Or, il existe un nouveau genre en politique, celui précisément de François Bayrou et du Mouvement Démocrate. Bien que l’illustration n’ait peut-être pas été très claire jusqu’ici... Ce nouveau genre est pourtant simple : il s’agit d’être démocrate. Vous allez me dire : « mais nous sommes tous démocrates ! ». Pas exactement, car pour être réellement démocrate il s’agit de lutter contre tous les lobbys, y compris le lobby de sa propre pensée. Etre démocrate, c’est considérer le peuple et son évolution dans son ensemble, dans l’intérêt général, donc en faisant abstraction de ses propres idéaux personnels sur des sujets précis et bien entendu de ses propres intérêts individuels. Plus compliqué déjà. Mais pas en faisant abstraction de ses connaissances et de son expérience, surtout pas, car être démocrate c’est accepter le dialogue et y contribuer du mieux possible, en apportant des arguments objectifs, des éclairages empiriques, des raisonnements logiques. Le démocrate ne se pose pas la question de savoir si une solution est plutôt de gauche ou de droite, plutôt comme ci ou comme ça, il se demande simplement s’il s’agit d’une bonne solution et surtout de la meilleure. Et méfiez-vous des renards à plumes ! Car beaucoup se revendiquent de l’ouverture, de l’humanisme, etc.
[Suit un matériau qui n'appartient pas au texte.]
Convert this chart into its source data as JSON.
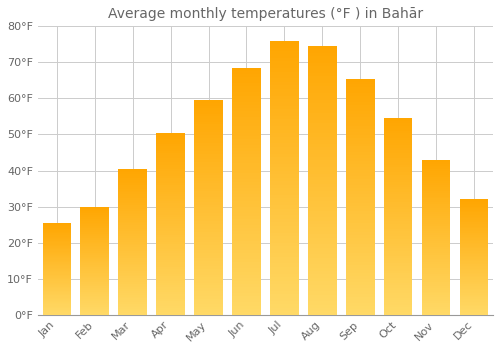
{
  "title": "Average monthly temperatures (°F ) in Bahār",
  "months": [
    "Jan",
    "Feb",
    "Mar",
    "Apr",
    "May",
    "Jun",
    "Jul",
    "Aug",
    "Sep",
    "Oct",
    "Nov",
    "Dec"
  ],
  "values": [
    25.5,
    30.0,
    40.5,
    50.5,
    59.5,
    68.5,
    76.0,
    74.5,
    65.5,
    54.5,
    43.0,
    32.0
  ],
  "bar_color": "#FFA500",
  "bar_edge_color": "#FFFFFF",
  "background_color": "#FFFFFF",
  "grid_color": "#CCCCCC",
  "ylim": [
    0,
    80
  ],
  "yticks": [
    0,
    10,
    20,
    30,
    40,
    50,
    60,
    70,
    80
  ],
  "ytick_labels": [
    "0°F",
    "10°F",
    "20°F",
    "30°F",
    "40°F",
    "50°F",
    "60°F",
    "70°F",
    "80°F"
  ],
  "title_fontsize": 10,
  "tick_fontsize": 8,
  "bar_width": 0.75,
  "font_color": "#666666",
  "bar_color_bottom": "#FFD966",
  "bar_color_top": "#FFA500"
}
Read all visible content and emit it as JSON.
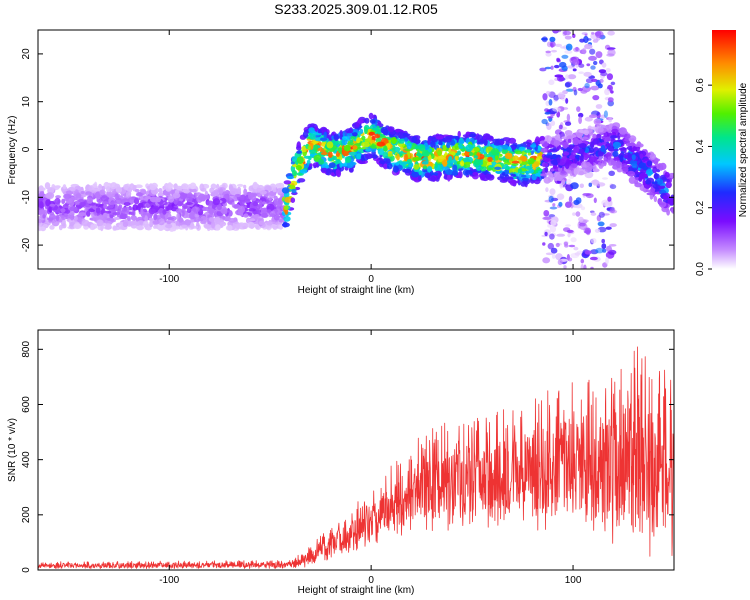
{
  "chart_data": [
    {
      "type": "heatmap",
      "title": "S233.2025.309.01.12.R05",
      "xlabel": "Height of straight line (km)",
      "ylabel": "Frequency (Hz)",
      "xlim": [
        -165,
        150
      ],
      "ylim": [
        -25,
        25
      ],
      "xticks": [
        -100,
        0,
        100
      ],
      "yticks": [
        -20,
        -10,
        0,
        10,
        20
      ],
      "colorbar": {
        "label": "Normalized spectral amplitude",
        "range": [
          0,
          0.78
        ],
        "ticks": [
          0.0,
          0.2,
          0.4,
          0.6
        ]
      },
      "regions": [
        {
          "x_range": [
            -165,
            -43
          ],
          "description": "broadband noise",
          "amplitude": [
            0.02,
            0.15
          ]
        },
        {
          "x_range": [
            -43,
            85
          ],
          "description": "signal band near 0 Hz",
          "amplitude": [
            0.1,
            0.78
          ]
        },
        {
          "x_range": [
            85,
            120
          ],
          "description": "noise with signal band",
          "amplitude": [
            0.02,
            0.3
          ]
        },
        {
          "x_range": [
            120,
            150
          ],
          "description": "signal band near -3 Hz",
          "amplitude": [
            0.05,
            0.35
          ]
        }
      ],
      "signal_center_freq": [
        {
          "x": -42,
          "freq": -12
        },
        {
          "x": -38,
          "freq": -5
        },
        {
          "x": -30,
          "freq": 1
        },
        {
          "x": -20,
          "freq": -1
        },
        {
          "x": -10,
          "freq": 0
        },
        {
          "x": 0,
          "freq": 3
        },
        {
          "x": 10,
          "freq": 0
        },
        {
          "x": 25,
          "freq": -2
        },
        {
          "x": 50,
          "freq": -1
        },
        {
          "x": 75,
          "freq": -3
        },
        {
          "x": 100,
          "freq": -1
        },
        {
          "x": 120,
          "freq": 1
        },
        {
          "x": 135,
          "freq": -4
        },
        {
          "x": 148,
          "freq": -9
        }
      ]
    },
    {
      "type": "line",
      "xlabel": "Height of straight line (km)",
      "ylabel": "SNR (10 * v/v)",
      "xlim": [
        -165,
        150
      ],
      "ylim": [
        0,
        870
      ],
      "xticks": [
        -100,
        0,
        100
      ],
      "yticks": [
        0,
        200,
        400,
        600,
        800
      ],
      "color": "#ee3333",
      "envelope": [
        {
          "x": -165,
          "low": 5,
          "high": 30
        },
        {
          "x": -40,
          "low": 5,
          "high": 35
        },
        {
          "x": -32,
          "low": 8,
          "high": 75
        },
        {
          "x": -20,
          "low": 40,
          "high": 160
        },
        {
          "x": -10,
          "low": 60,
          "high": 220
        },
        {
          "x": 0,
          "low": 90,
          "high": 300
        },
        {
          "x": 10,
          "low": 120,
          "high": 380
        },
        {
          "x": 20,
          "low": 130,
          "high": 460
        },
        {
          "x": 30,
          "low": 140,
          "high": 520
        },
        {
          "x": 50,
          "low": 150,
          "high": 560
        },
        {
          "x": 70,
          "low": 150,
          "high": 600
        },
        {
          "x": 85,
          "low": 140,
          "high": 640
        },
        {
          "x": 100,
          "low": 120,
          "high": 700
        },
        {
          "x": 115,
          "low": 80,
          "high": 740
        },
        {
          "x": 130,
          "low": 40,
          "high": 830
        },
        {
          "x": 140,
          "low": 30,
          "high": 760
        },
        {
          "x": 150,
          "low": 30,
          "high": 720
        }
      ]
    }
  ]
}
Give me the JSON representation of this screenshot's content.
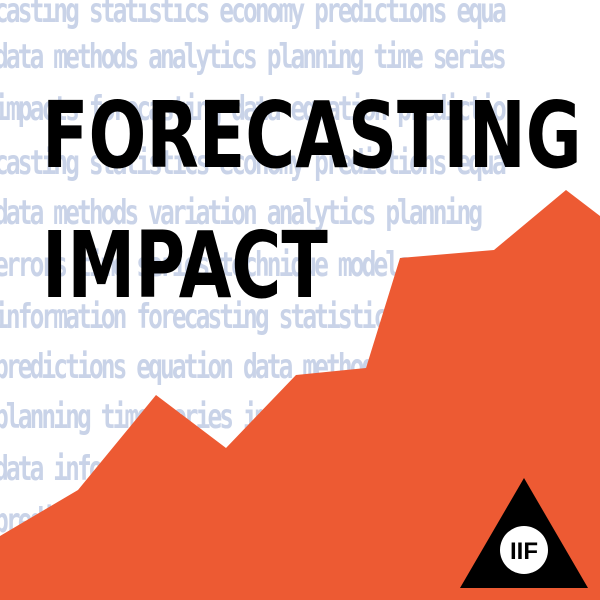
{
  "title": {
    "line1": "FORECASTING",
    "line2": "IMPACT"
  },
  "background_words": [
    "casting statistics economy predictions equa",
    "data methods analytics planning time series",
    "impacts forecasting data equation predictio",
    "casting statistics economy predictions equa",
    "data methods variation analytics planning",
    "errors time series technique models",
    "information forecasting statistics",
    "predictions equation data methods",
    "planning time series impacts",
    "data information",
    "predictions"
  ],
  "logo": {
    "text": "IIF"
  },
  "colors": {
    "background": "#ffffff",
    "background_text": "#c9d3e8",
    "chart_fill": "#ed5a33",
    "title": "#000000",
    "logo_triangle": "#000000",
    "logo_circle": "#ffffff",
    "logo_text": "#000000"
  },
  "icons": [
    "iif-logo-icon",
    "rising-chart-shape"
  ]
}
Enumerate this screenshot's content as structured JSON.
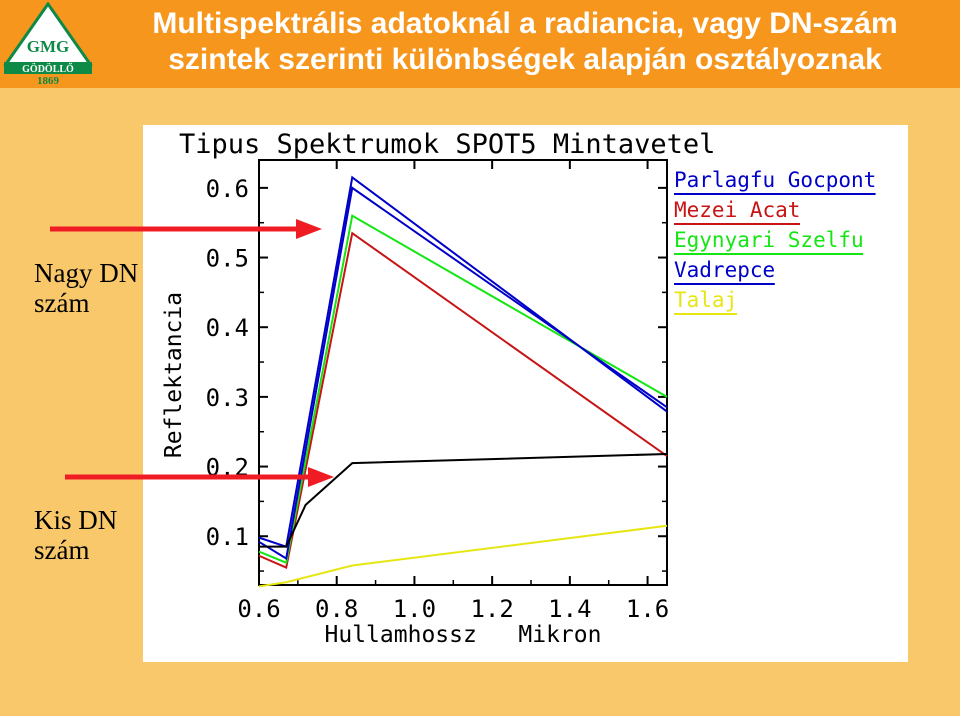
{
  "header": {
    "title_line1": "Multispektrális adatoknál a radiancia, vagy DN-szám",
    "title_line2": "szintek szerinti különbségek alapján osztályoznak"
  },
  "logo": {
    "name": "GÖDÖLLŐ",
    "year": "1869",
    "monogram": "GMG"
  },
  "annotations": {
    "high_label_1": "Nagy DN",
    "high_label_2": "szám",
    "low_label_1": "Kis DN",
    "low_label_2": "szám"
  },
  "colors": {
    "header_bg": "#f7961c",
    "page_bg": "#f8c86a",
    "arrow": "#ef1c24",
    "logo_green": "#0c8a46"
  },
  "chart_data": {
    "type": "line",
    "title": "Tipus Spektrumok SPOT5 Mintavetel",
    "xlabel": "Hullamhossz   Mikron",
    "ylabel": "Reflektancia",
    "xlim": [
      0.6,
      1.65
    ],
    "ylim": [
      0.03,
      0.64
    ],
    "xticks": [
      0.6,
      0.8,
      1.0,
      1.2,
      1.4,
      1.6
    ],
    "xtick_labels": [
      "0.6",
      "0.8",
      "1.0",
      "1.2",
      "1.4",
      "1.6"
    ],
    "yticks": [
      0.1,
      0.2,
      0.3,
      0.4,
      0.5,
      0.6
    ],
    "ytick_labels": [
      "0.1",
      "0.2",
      "0.3",
      "0.4",
      "0.5",
      "0.6"
    ],
    "grid": false,
    "legend": "top-right",
    "series": [
      {
        "name": "Parlagfu Gocpont",
        "color": "#0000c8",
        "x": [
          0.6,
          0.67,
          0.84,
          1.65
        ],
        "y": [
          0.098,
          0.085,
          0.615,
          0.279
        ]
      },
      {
        "name": "Mezei Acat",
        "color": "#c81414",
        "x": [
          0.6,
          0.67,
          0.84,
          1.65
        ],
        "y": [
          0.072,
          0.055,
          0.535,
          0.215
        ]
      },
      {
        "name": "Egynyari Szelfu",
        "color": "#14e614",
        "x": [
          0.6,
          0.67,
          0.84,
          1.65
        ],
        "y": [
          0.078,
          0.062,
          0.56,
          0.3
        ]
      },
      {
        "name": "Vadrepce",
        "color": "#0000c8",
        "x": [
          0.6,
          0.67,
          0.84,
          1.65
        ],
        "y": [
          0.092,
          0.068,
          0.6,
          0.285
        ]
      },
      {
        "name": "Talaj",
        "color": "#e6e614",
        "x": [
          0.6,
          0.67,
          0.84,
          1.65
        ],
        "y": [
          0.028,
          0.034,
          0.058,
          0.115
        ]
      },
      {
        "name": "",
        "color": "#000000",
        "x": [
          0.6,
          0.67,
          0.72,
          0.84,
          1.65
        ],
        "y": [
          0.085,
          0.085,
          0.145,
          0.205,
          0.218
        ]
      }
    ]
  }
}
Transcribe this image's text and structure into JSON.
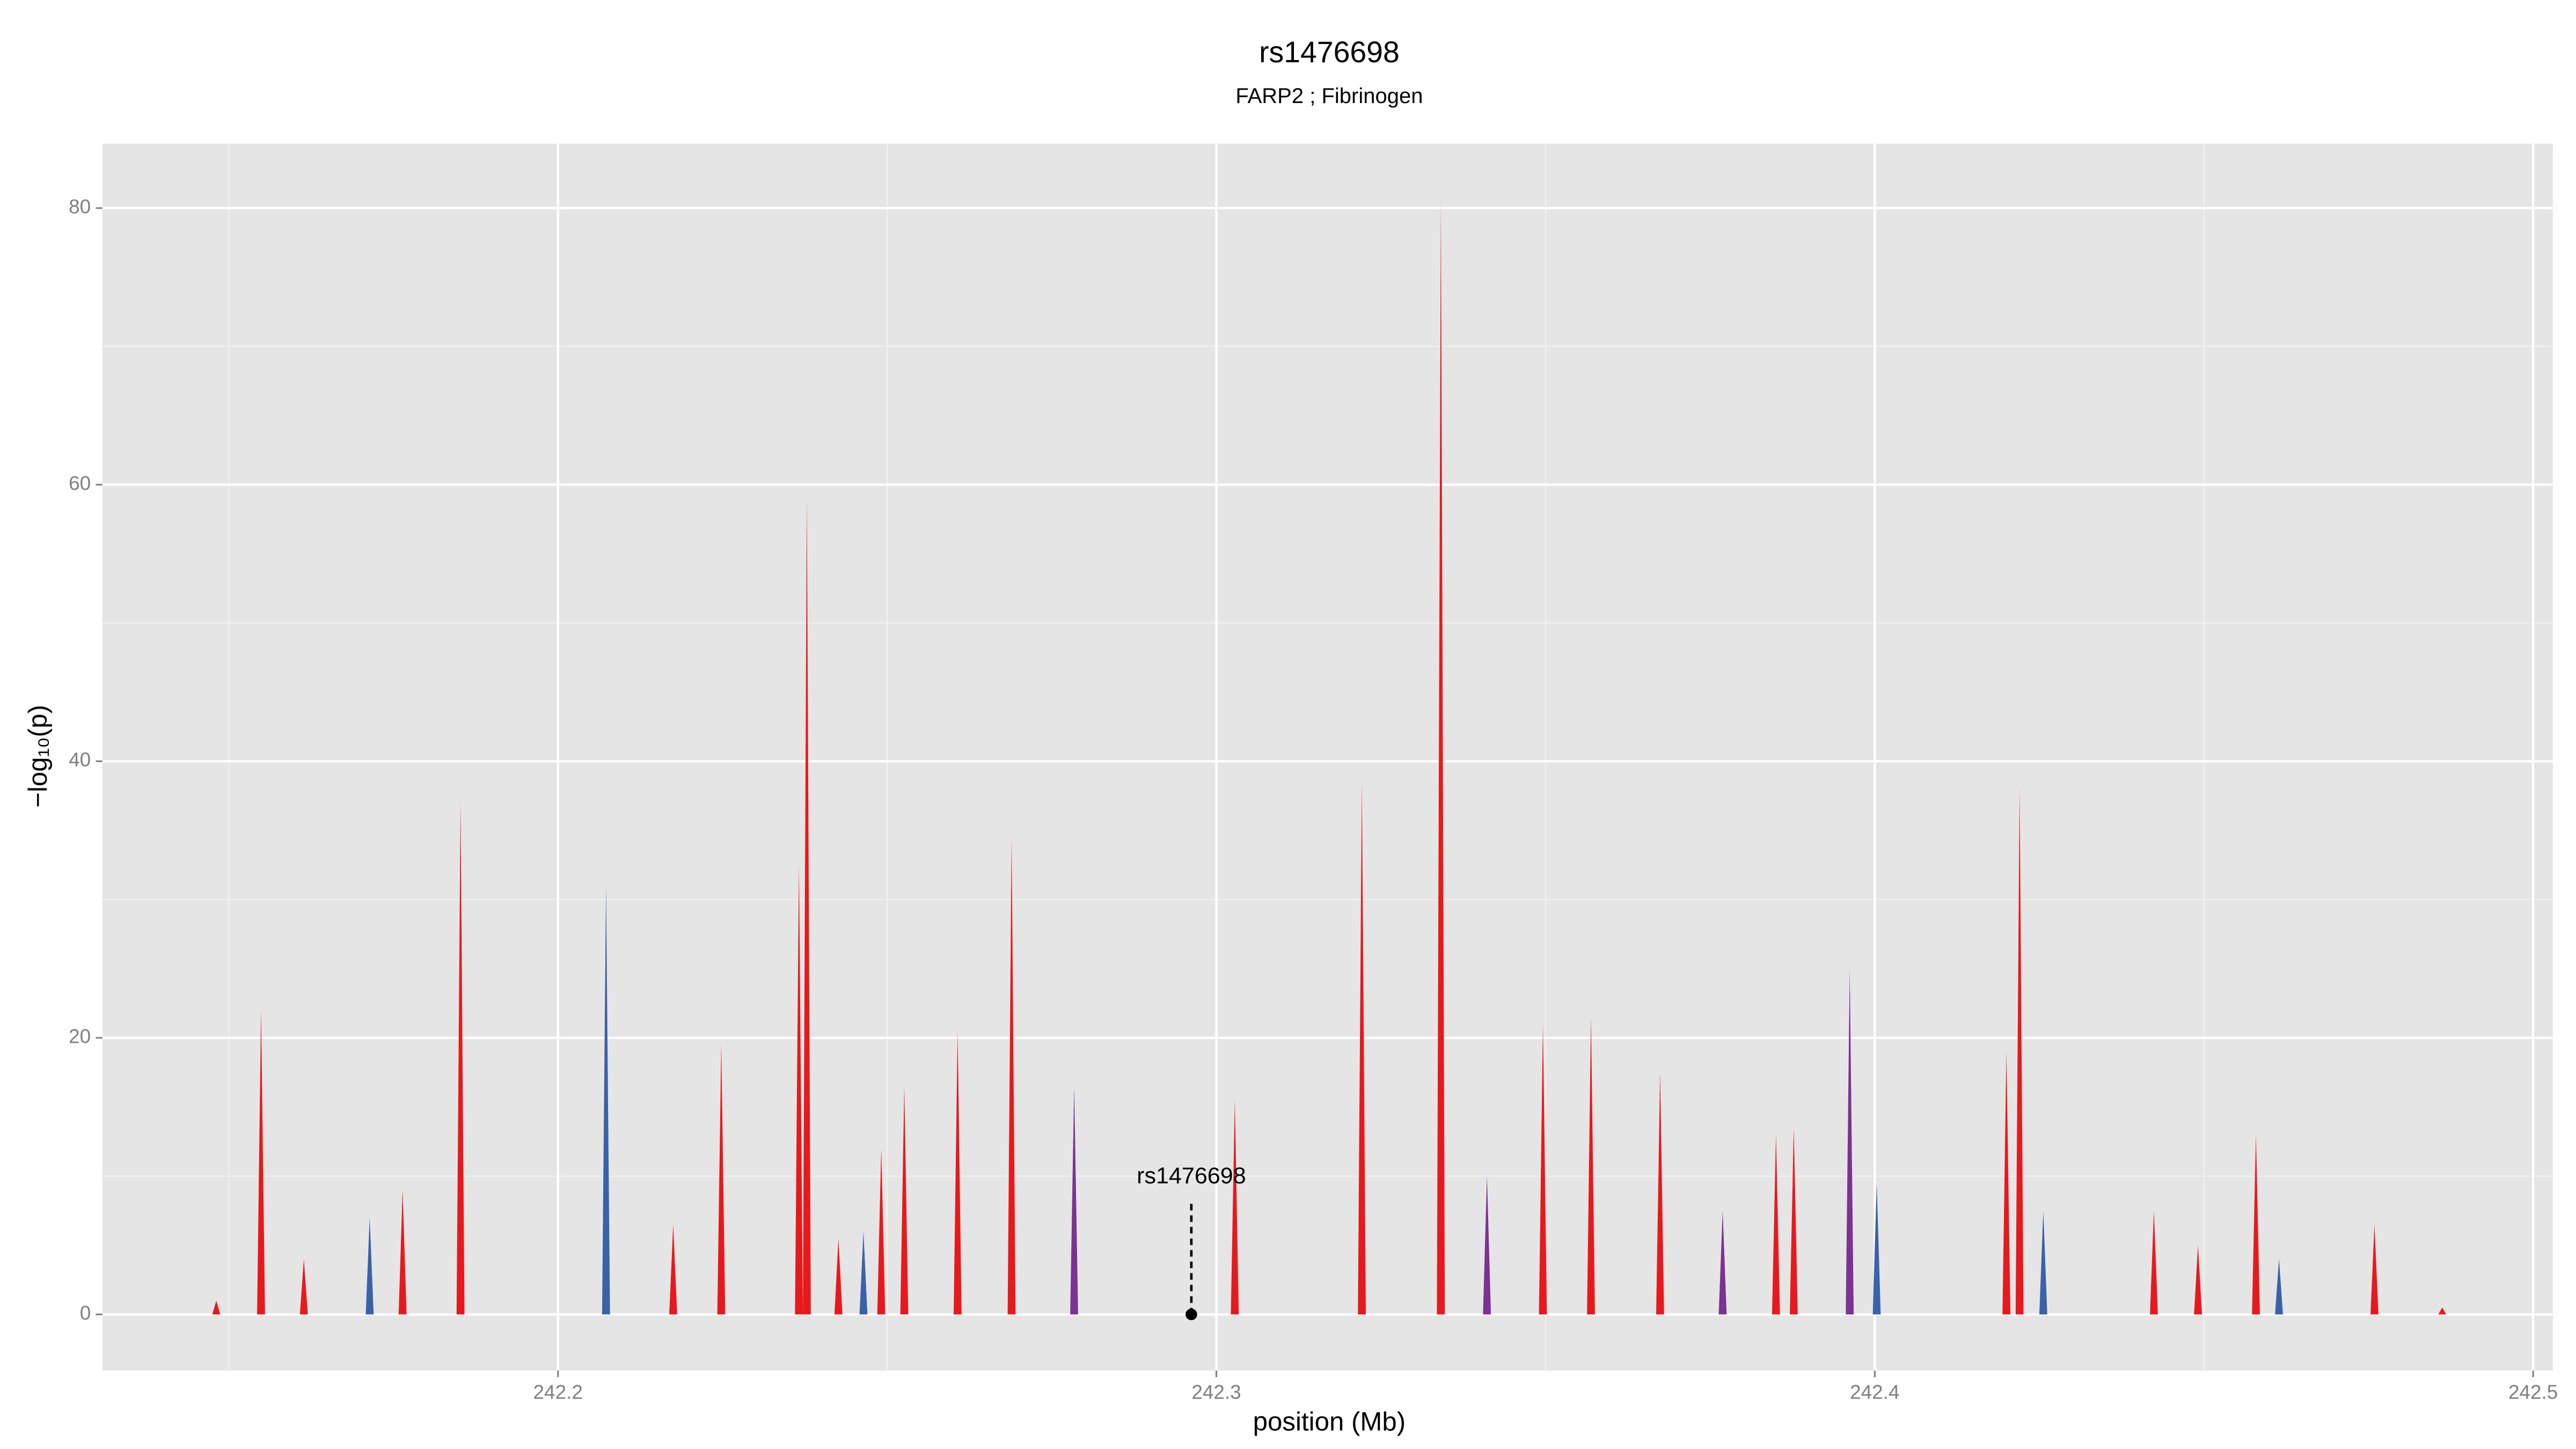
{
  "chart_data": {
    "type": "spike",
    "title": "rs1476698",
    "subtitle": "FARP2 ; Fibrinogen",
    "xlabel": "position (Mb)",
    "ylabel": "−log₁₀(p)",
    "xlim": [
      242.1308,
      242.503
    ],
    "ylim": [
      -4.06,
      84.66
    ],
    "xticks": [
      242.2,
      242.3,
      242.4,
      242.5
    ],
    "yticks": [
      0,
      20,
      40,
      60,
      80
    ],
    "xminorticks": [
      242.15,
      242.25,
      242.35,
      242.45
    ],
    "yminorticks": [
      10,
      30,
      50,
      70
    ],
    "grid": true,
    "series": [
      {
        "color": "#3a62a8",
        "x": [
          242.1714,
          242.2073,
          242.2464,
          242.4003,
          242.4256,
          242.4614
        ],
        "values": [
          7,
          31,
          6,
          9.5,
          7.5,
          4
        ]
      },
      {
        "color": "#7b3294",
        "x": [
          242.2784,
          242.3411,
          242.3769,
          242.3962
        ],
        "values": [
          16.5,
          10,
          7.5,
          25
        ]
      },
      {
        "color": "#e8191c",
        "x": [
          242.1481,
          242.1549,
          242.1614,
          242.1764,
          242.1852,
          242.2175,
          242.2248,
          242.2366,
          242.2378,
          242.2426,
          242.2491,
          242.2526,
          242.2607,
          242.2689,
          242.3028,
          242.3221,
          242.3341,
          242.3496,
          242.3569,
          242.3674,
          242.385,
          242.3877,
          242.42,
          242.422,
          242.4424,
          242.4491,
          242.4579,
          242.4759,
          242.4862
        ],
        "values": [
          1,
          22,
          4,
          9,
          37,
          6.5,
          19.5,
          32.5,
          59,
          5.5,
          12,
          16.5,
          20.5,
          34.5,
          15.5,
          38.5,
          80.5,
          21,
          21.5,
          17.5,
          13,
          13.5,
          19,
          38,
          7.5,
          5,
          13,
          6.5,
          0.5
        ]
      }
    ],
    "annotation": {
      "label": "rs1476698",
      "x": 242.2962,
      "y": 0,
      "y_end": 8
    }
  }
}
En réalité, dès que vous abordez un sujet précis qui touche le lobbying persistant de leur propre pensée, ceux-là mêmes qui se disent démocrates ferment rapidement la discussion. A l’aide d’exagérations fantasmagoriques - « on va tous finir comme ci ou comme ça », de références littéraires ou cinématographiques - Bienvenue à Gattaca, 1984, etc., d’illustres et funestes références historiques comme le nazisme ou les révolutions communistes - principe du point Godwin, ou bien en s’appuyant sur de fausses données scientifiques. Dès lors, le ton monte, le dialogue tourne court et le lobbying triomphe. Pas facile d’envisager qu’une mesure démocratique ne soit pas à leur avantage personnel ou à celui de leur corporation. Pourtant, il en va de la survie collective et au regard de la gravité des bouleversements actuels, il faudra bien accepter le dialogue et l’ouverture d’esprit, pour le bien de tous et non plus seulement de sa propre personne. Sinon, par la force des choses sur lesquelles nous n’agissons plus, nous y perdrons tous chacun notre tour et au final dans notre ensemble.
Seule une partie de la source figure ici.